Two young lads from downstairs came up to call me...

"Who going to be talking? Who’s the fascist?"

"Servello."

"That bastard! Let’s go... let’s go! Wait while I get my stick, though... I’ve got a swollen ankle, I’ll need it."

Now I see why those two party comrades called round earlier. They wanted to be sure that nobody had been round to tell me... They tell me: "You’re old, don’t get involved... Something might happen to you... But most of all, don’t let people try to make use of you. Stay at home... Don’t get involved." But I say that when it comes to Fascists, I’m never too old! So let’s go. And what’s all this nonsense about not letting myself be used? Against the Fascists? Those blackshirt bastards who have the nerve to come and make their vile speeches in the same square where they killed fourteen of our kids right before their mothers’ eyes? Come on, let’s go!!

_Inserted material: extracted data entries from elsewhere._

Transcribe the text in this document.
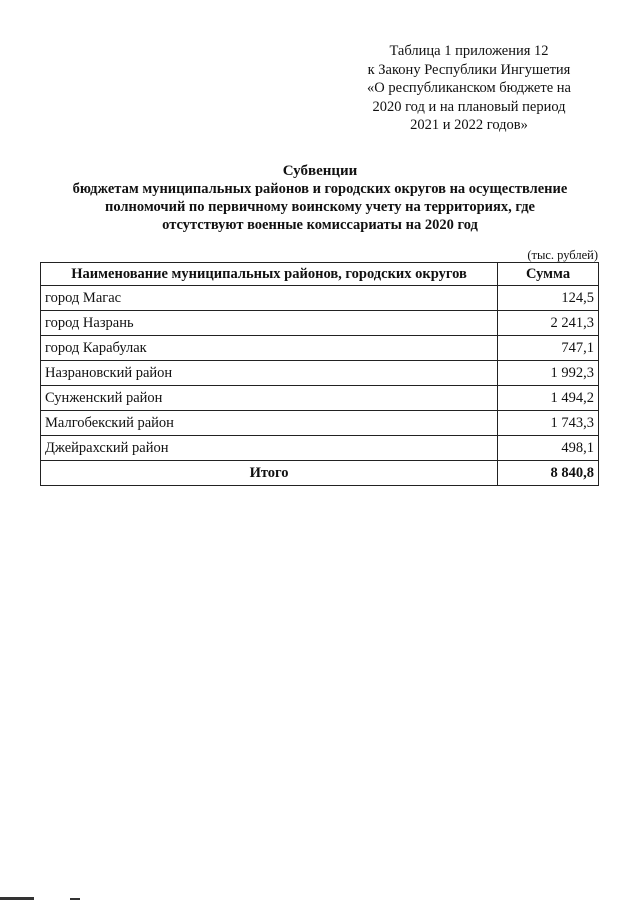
Таблица 1 приложения 12
к Закону Республики Ингушетия
«О республиканском бюджете на
2020 год и на плановый период
2021 и 2022 годов»
Субвенции
бюджетам муниципальных районов и городских округов на осуществление
полномочий по первичному воинскому учету на территориях, где
отсутствуют военные комиссариаты на 2020 год
(тыс. рублей)
Наименование муниципальных районов, городских округов	Сумма
город Магас	124,5
город Назрань	2 241,3
город Карабулак	747,1
Назрановский район	1 992,3
Сунженский район	1 494,2
Малгобекский район	1 743,3
Джейрахский район	498,1
Итого	8 840,8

When I arrived up at the main square, there was a handful of people hanging round the platform, and carabinieri all over the place. I told the lads who were with me: "You stay here, don’t you dare move."

"No, Mamma Togni. We’re coming with you."

"No, you shut up and stay there. Otherwise I’m going back. I’ll go on my own, because they won’t dare touch me."

So I hobbled over with my stick... And I made my way to the platform...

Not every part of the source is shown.